By Adia Wingfield, co-author of “Maintaining Hierarchies in Predominantly White Organizations,” (found in Invisible Labor: Hidden Work in the Contemporary World)

When we think about work, it’s easy to imagine someone sitting at a desk, working with their hands, or doing some other sort of immediate task. But the fact is that the nature of work is changing, with many aspects of it becoming increasingly invisible to customers, supervisors, and even other workers. Retail workers do the aesthetic labor of dressing and presenting themselves in a manner that is consistent with the store’s image. Call center workers provide labor that is never seen by those on the other end of the phone. And significantly, there are racial underpinnings to the way that much of this invisible labor operates.
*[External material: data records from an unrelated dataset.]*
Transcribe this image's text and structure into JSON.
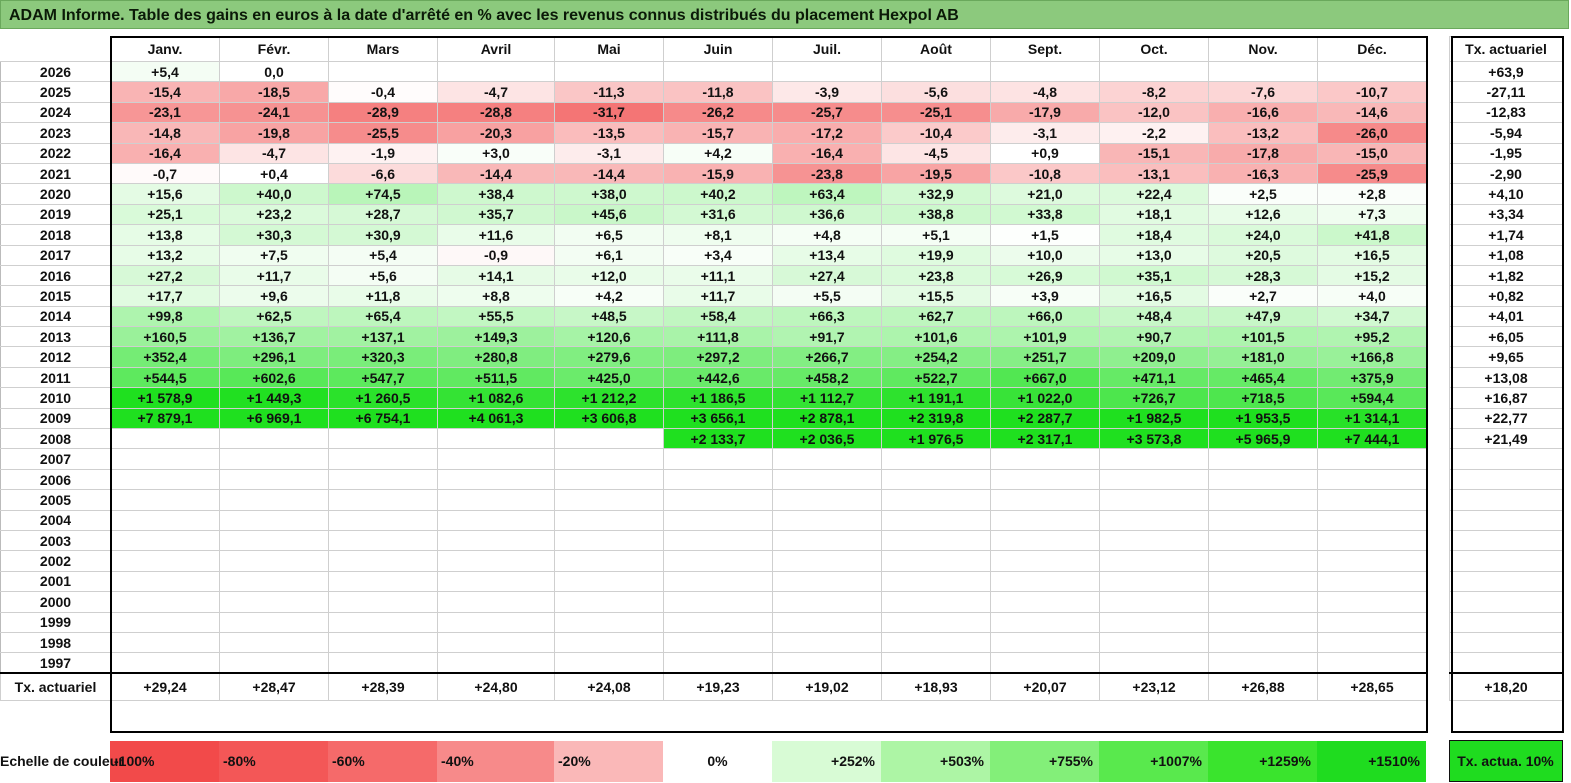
{
  "title": "ADAM Informe. Table des gains en euros à la date d'arrêté en % avec les revenus connus distribués du placement Hexpol AB",
  "chart_data": {
    "type": "table",
    "columns": [
      "Janv.",
      "Févr.",
      "Mars",
      "Avril",
      "Mai",
      "Juin",
      "Juil.",
      "Août",
      "Sept.",
      "Oct.",
      "Nov.",
      "Déc."
    ],
    "annual_header": "Tx. actuariel",
    "rows": [
      {
        "year": "2026",
        "values": [
          "+5,4",
          "0,0",
          "",
          "",
          "",
          "",
          "",
          "",
          "",
          "",
          "",
          ""
        ],
        "nums": [
          5.4,
          0,
          null,
          null,
          null,
          null,
          null,
          null,
          null,
          null,
          null,
          null
        ],
        "annual": "+63,9"
      },
      {
        "year": "2025",
        "values": [
          "-15,4",
          "-18,5",
          "-0,4",
          "-4,7",
          "-11,3",
          "-11,8",
          "-3,9",
          "-5,6",
          "-4,8",
          "-8,2",
          "-7,6",
          "-10,7"
        ],
        "nums": [
          -15.4,
          -18.5,
          -0.4,
          -4.7,
          -11.3,
          -11.8,
          -3.9,
          -5.6,
          -4.8,
          -8.2,
          -7.6,
          -10.7
        ],
        "annual": "-27,11"
      },
      {
        "year": "2024",
        "values": [
          "-23,1",
          "-24,1",
          "-28,9",
          "-28,8",
          "-31,7",
          "-26,2",
          "-25,7",
          "-25,1",
          "-17,9",
          "-12,0",
          "-16,6",
          "-14,6"
        ],
        "nums": [
          -23.1,
          -24.1,
          -28.9,
          -28.8,
          -31.7,
          -26.2,
          -25.7,
          -25.1,
          -17.9,
          -12.0,
          -16.6,
          -14.6
        ],
        "annual": "-12,83"
      },
      {
        "year": "2023",
        "values": [
          "-14,8",
          "-19,8",
          "-25,5",
          "-20,3",
          "-13,5",
          "-15,7",
          "-17,2",
          "-10,4",
          "-3,1",
          "-2,2",
          "-13,2",
          "-26,0"
        ],
        "nums": [
          -14.8,
          -19.8,
          -25.5,
          -20.3,
          -13.5,
          -15.7,
          -17.2,
          -10.4,
          -3.1,
          -2.2,
          -13.2,
          -26.0
        ],
        "annual": "-5,94"
      },
      {
        "year": "2022",
        "values": [
          "-16,4",
          "-4,7",
          "-1,9",
          "+3,0",
          "-3,1",
          "+4,2",
          "-16,4",
          "-4,5",
          "+0,9",
          "-15,1",
          "-17,8",
          "-15,0"
        ],
        "nums": [
          -16.4,
          -4.7,
          -1.9,
          3.0,
          -3.1,
          4.2,
          -16.4,
          -4.5,
          0.9,
          -15.1,
          -17.8,
          -15.0
        ],
        "annual": "-1,95"
      },
      {
        "year": "2021",
        "values": [
          "-0,7",
          "+0,4",
          "-6,6",
          "-14,4",
          "-14,4",
          "-15,9",
          "-23,8",
          "-19,5",
          "-10,8",
          "-13,1",
          "-16,3",
          "-25,9"
        ],
        "nums": [
          -0.7,
          0.4,
          -6.6,
          -14.4,
          -14.4,
          -15.9,
          -23.8,
          -19.5,
          -10.8,
          -13.1,
          -16.3,
          -25.9
        ],
        "annual": "-2,90"
      },
      {
        "year": "2020",
        "values": [
          "+15,6",
          "+40,0",
          "+74,5",
          "+38,4",
          "+38,0",
          "+40,2",
          "+63,4",
          "+32,9",
          "+21,0",
          "+22,4",
          "+2,5",
          "+2,8"
        ],
        "nums": [
          15.6,
          40.0,
          74.5,
          38.4,
          38.0,
          40.2,
          63.4,
          32.9,
          21.0,
          22.4,
          2.5,
          2.8
        ],
        "annual": "+4,10"
      },
      {
        "year": "2019",
        "values": [
          "+25,1",
          "+23,2",
          "+28,7",
          "+35,7",
          "+45,6",
          "+31,6",
          "+36,6",
          "+38,8",
          "+33,8",
          "+18,1",
          "+12,6",
          "+7,3"
        ],
        "nums": [
          25.1,
          23.2,
          28.7,
          35.7,
          45.6,
          31.6,
          36.6,
          38.8,
          33.8,
          18.1,
          12.6,
          7.3
        ],
        "annual": "+3,34"
      },
      {
        "year": "2018",
        "values": [
          "+13,8",
          "+30,3",
          "+30,9",
          "+11,6",
          "+6,5",
          "+8,1",
          "+4,8",
          "+5,1",
          "+1,5",
          "+18,4",
          "+24,0",
          "+41,8"
        ],
        "nums": [
          13.8,
          30.3,
          30.9,
          11.6,
          6.5,
          8.1,
          4.8,
          5.1,
          1.5,
          18.4,
          24.0,
          41.8
        ],
        "annual": "+1,74"
      },
      {
        "year": "2017",
        "values": [
          "+13,2",
          "+7,5",
          "+5,4",
          "-0,9",
          "+6,1",
          "+3,4",
          "+13,4",
          "+19,9",
          "+10,0",
          "+13,0",
          "+20,5",
          "+16,5"
        ],
        "nums": [
          13.2,
          7.5,
          5.4,
          -0.9,
          6.1,
          3.4,
          13.4,
          19.9,
          10.0,
          13.0,
          20.5,
          16.5
        ],
        "annual": "+1,08"
      },
      {
        "year": "2016",
        "values": [
          "+27,2",
          "+11,7",
          "+5,6",
          "+14,1",
          "+12,0",
          "+11,1",
          "+27,4",
          "+23,8",
          "+26,9",
          "+35,1",
          "+28,3",
          "+15,2"
        ],
        "nums": [
          27.2,
          11.7,
          5.6,
          14.1,
          12.0,
          11.1,
          27.4,
          23.8,
          26.9,
          35.1,
          28.3,
          15.2
        ],
        "annual": "+1,82"
      },
      {
        "year": "2015",
        "values": [
          "+17,7",
          "+9,6",
          "+11,8",
          "+8,8",
          "+4,2",
          "+11,7",
          "+5,5",
          "+15,5",
          "+3,9",
          "+16,5",
          "+2,7",
          "+4,0"
        ],
        "nums": [
          17.7,
          9.6,
          11.8,
          8.8,
          4.2,
          11.7,
          5.5,
          15.5,
          3.9,
          16.5,
          2.7,
          4.0
        ],
        "annual": "+0,82"
      },
      {
        "year": "2014",
        "values": [
          "+99,8",
          "+62,5",
          "+65,4",
          "+55,5",
          "+48,5",
          "+58,4",
          "+66,3",
          "+62,7",
          "+66,0",
          "+48,4",
          "+47,9",
          "+34,7"
        ],
        "nums": [
          99.8,
          62.5,
          65.4,
          55.5,
          48.5,
          58.4,
          66.3,
          62.7,
          66.0,
          48.4,
          47.9,
          34.7
        ],
        "annual": "+4,01"
      },
      {
        "year": "2013",
        "values": [
          "+160,5",
          "+136,7",
          "+137,1",
          "+149,3",
          "+120,6",
          "+111,8",
          "+91,7",
          "+101,6",
          "+101,9",
          "+90,7",
          "+101,5",
          "+95,2"
        ],
        "nums": [
          160.5,
          136.7,
          137.1,
          149.3,
          120.6,
          111.8,
          91.7,
          101.6,
          101.9,
          90.7,
          101.5,
          95.2
        ],
        "annual": "+6,05"
      },
      {
        "year": "2012",
        "values": [
          "+352,4",
          "+296,1",
          "+320,3",
          "+280,8",
          "+279,6",
          "+297,2",
          "+266,7",
          "+254,2",
          "+251,7",
          "+209,0",
          "+181,0",
          "+166,8"
        ],
        "nums": [
          352.4,
          296.1,
          320.3,
          280.8,
          279.6,
          297.2,
          266.7,
          254.2,
          251.7,
          209.0,
          181.0,
          166.8
        ],
        "annual": "+9,65"
      },
      {
        "year": "2011",
        "values": [
          "+544,5",
          "+602,6",
          "+547,7",
          "+511,5",
          "+425,0",
          "+442,6",
          "+458,2",
          "+522,7",
          "+667,0",
          "+471,1",
          "+465,4",
          "+375,9"
        ],
        "nums": [
          544.5,
          602.6,
          547.7,
          511.5,
          425.0,
          442.6,
          458.2,
          522.7,
          667.0,
          471.1,
          465.4,
          375.9
        ],
        "annual": "+13,08"
      },
      {
        "year": "2010",
        "values": [
          "+1 578,9",
          "+1 449,3",
          "+1 260,5",
          "+1 082,6",
          "+1 212,2",
          "+1 186,5",
          "+1 112,7",
          "+1 191,1",
          "+1 022,0",
          "+726,7",
          "+718,5",
          "+594,4"
        ],
        "nums": [
          1578.9,
          1449.3,
          1260.5,
          1082.6,
          1212.2,
          1186.5,
          1112.7,
          1191.1,
          1022.0,
          726.7,
          718.5,
          594.4
        ],
        "annual": "+16,87"
      },
      {
        "year": "2009",
        "values": [
          "+7 879,1",
          "+6 969,1",
          "+6 754,1",
          "+4 061,3",
          "+3 606,8",
          "+3 656,1",
          "+2 878,1",
          "+2 319,8",
          "+2 287,7",
          "+1 982,5",
          "+1 953,5",
          "+1 314,1"
        ],
        "nums": [
          7879.1,
          6969.1,
          6754.1,
          4061.3,
          3606.8,
          3656.1,
          2878.1,
          2319.8,
          2287.7,
          1982.5,
          1953.5,
          1314.1
        ],
        "annual": "+22,77"
      },
      {
        "year": "2008",
        "values": [
          "",
          "",
          "",
          "",
          "",
          "+2 133,7",
          "+2 036,5",
          "+1 976,5",
          "+2 317,1",
          "+3 573,8",
          "+5 965,9",
          "+7 444,1"
        ],
        "nums": [
          null,
          null,
          null,
          null,
          null,
          2133.7,
          2036.5,
          1976.5,
          2317.1,
          3573.8,
          5965.9,
          7444.1
        ],
        "annual": "+21,49"
      },
      {
        "year": "2007",
        "values": [
          "",
          "",
          "",
          "",
          "",
          "",
          "",
          "",
          "",
          "",
          "",
          ""
        ],
        "nums": [
          null,
          null,
          null,
          null,
          null,
          null,
          null,
          null,
          null,
          null,
          null,
          null
        ],
        "annual": ""
      },
      {
        "year": "2006",
        "values": [
          "",
          "",
          "",
          "",
          "",
          "",
          "",
          "",
          "",
          "",
          "",
          ""
        ],
        "nums": [
          null,
          null,
          null,
          null,
          null,
          null,
          null,
          null,
          null,
          null,
          null,
          null
        ],
        "annual": ""
      },
      {
        "year": "2005",
        "values": [
          "",
          "",
          "",
          "",
          "",
          "",
          "",
          "",
          "",
          "",
          "",
          ""
        ],
        "nums": [
          null,
          null,
          null,
          null,
          null,
          null,
          null,
          null,
          null,
          null,
          null,
          null
        ],
        "annual": ""
      },
      {
        "year": "2004",
        "values": [
          "",
          "",
          "",
          "",
          "",
          "",
          "",
          "",
          "",
          "",
          "",
          ""
        ],
        "nums": [
          null,
          null,
          null,
          null,
          null,
          null,
          null,
          null,
          null,
          null,
          null,
          null
        ],
        "annual": ""
      },
      {
        "year": "2003",
        "values": [
          "",
          "",
          "",
          "",
          "",
          "",
          "",
          "",
          "",
          "",
          "",
          ""
        ],
        "nums": [
          null,
          null,
          null,
          null,
          null,
          null,
          null,
          null,
          null,
          null,
          null,
          null
        ],
        "annual": ""
      },
      {
        "year": "2002",
        "values": [
          "",
          "",
          "",
          "",
          "",
          "",
          "",
          "",
          "",
          "",
          "",
          ""
        ],
        "nums": [
          null,
          null,
          null,
          null,
          null,
          null,
          null,
          null,
          null,
          null,
          null,
          null
        ],
        "annual": ""
      },
      {
        "year": "2001",
        "values": [
          "",
          "",
          "",
          "",
          "",
          "",
          "",
          "",
          "",
          "",
          "",
          ""
        ],
        "nums": [
          null,
          null,
          null,
          null,
          null,
          null,
          null,
          null,
          null,
          null,
          null,
          null
        ],
        "annual": ""
      },
      {
        "year": "2000",
        "values": [
          "",
          "",
          "",
          "",
          "",
          "",
          "",
          "",
          "",
          "",
          "",
          ""
        ],
        "nums": [
          null,
          null,
          null,
          null,
          null,
          null,
          null,
          null,
          null,
          null,
          null,
          null
        ],
        "annual": ""
      },
      {
        "year": "1999",
        "values": [
          "",
          "",
          "",
          "",
          "",
          "",
          "",
          "",
          "",
          "",
          "",
          ""
        ],
        "nums": [
          null,
          null,
          null,
          null,
          null,
          null,
          null,
          null,
          null,
          null,
          null,
          null
        ],
        "annual": ""
      },
      {
        "year": "1998",
        "values": [
          "",
          "",
          "",
          "",
          "",
          "",
          "",
          "",
          "",
          "",
          "",
          ""
        ],
        "nums": [
          null,
          null,
          null,
          null,
          null,
          null,
          null,
          null,
          null,
          null,
          null,
          null
        ],
        "annual": ""
      },
      {
        "year": "1997",
        "values": [
          "",
          "",
          "",
          "",
          "",
          "",
          "",
          "",
          "",
          "",
          "",
          ""
        ],
        "nums": [
          null,
          null,
          null,
          null,
          null,
          null,
          null,
          null,
          null,
          null,
          null,
          null
        ],
        "annual": ""
      }
    ],
    "summary_label": "Tx. actuariel",
    "summary_values": [
      "+29,24",
      "+28,47",
      "+28,39",
      "+24,80",
      "+24,08",
      "+19,23",
      "+19,02",
      "+18,93",
      "+20,07",
      "+23,12",
      "+26,88",
      "+28,65"
    ],
    "summary_annual": "+18,20",
    "scale": {
      "label": "Echelle de couleur",
      "steps": [
        {
          "label": "-100%",
          "color": "#f24a4a"
        },
        {
          "label": "-80%",
          "color": "#f35757"
        },
        {
          "label": "-60%",
          "color": "#f56a6a"
        },
        {
          "label": "-40%",
          "color": "#f78a8a"
        },
        {
          "label": "-20%",
          "color": "#fab8b8"
        },
        {
          "label": "0%",
          "color": "#ffffff"
        },
        {
          "label": "+252%",
          "color": "#d8fbd5"
        },
        {
          "label": "+503%",
          "color": "#adf5a5"
        },
        {
          "label": "+755%",
          "color": "#83ef79"
        },
        {
          "label": "+1007%",
          "color": "#59e94d"
        },
        {
          "label": "+1259%",
          "color": "#3ae42d"
        },
        {
          "label": "+1510%",
          "color": "#1fdc1f"
        }
      ],
      "tx_label": "Tx. actua. 10%",
      "tx_color": "#1fdc1f"
    }
  }
}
My coauthor Renee Skeete and I write about this in our chapter “Maintaining Hierarchies in Predominantly White Organizations,” out now in Marion Crain, Winnie Poster, and Miriam Cherry’s anthology Invisible Labor. We make the argument that these organizations are undergirded by largely unseen “racial tasks” routinely performed by workers of color. These tasks vary depending on where workers are situated in the organizational hierarchy, but they usually involve maintaining systems of racial segregation and white advantage. Workers at the top levels of an organization complete racial tasks such as maintaining an organizational culture or conforming to norms that otherize workers of color. Those at the bottom of the organizational hierarchy may find that racial tasks become less centered on establishing culture and more focused on maintaining and upholding physical structures that subtly (or overtly) reinforce racial messages.

Take the case of Corey Menafee, an African American dishwasher recently fired from Yale University for breaking a stained glass window. On its surface, this appears to be a story about simple vandalism and destruction of property. But the window Menafee broke was a stained glass window that depicted an image of slaves picking cotton, in a dining hall named for a white supremacist who supported slavery, on a campus where racial tensions were high after students of color cited repeated of overt hostilities that rose to a boiling point when a residential dean suggested minority students simply ignore white peers who dressed in blackface for Halloween. This broader context highlights the way that racial tasks vary depending on a worker’s role in the organizational structure, as well as the ways these tasks reinforce whites’ superordinate position relative to people of color. Maintaining a physical structure that depicts an overt image of black inferiority is an example of the sort of racial tasks with which those at the lower rungs of the organizational hierarchy may be charged. As Menafee describes, his frustrations with doing this task on a routine basis eventually reached a breaking point.

Renee Skeete’s and my chapter in Invisible Labor discusses other similar examples of racial tasks. One key argument that we wanted to make here is that the existing models for work do not necessarily include the ways that there are aspects of labor which are racialized, covert, and often overlooked for people of color. We theorize racial tasks as implicit requirements that are expected of these workers, and often go unnoticed unless they are not completed—such as when Corey Menafee broke the window. In order for workplaces to become more equitable, they will have to take into consideration not just the ways that racial disparities exist in certain professions and occupations, but also how workers of color take on additional responsibilities in the form of racial tasks.


Adia Wingfield is a Professor of Sociology at Washington University. She specializes in research that examines the ways intersections of race, gender, and class affect social processes at work. In particular, she is an expert on the workplace experiences of minority workers in predominantly white professional settings, and specifically on black male professionals in occupations where they are in the minority.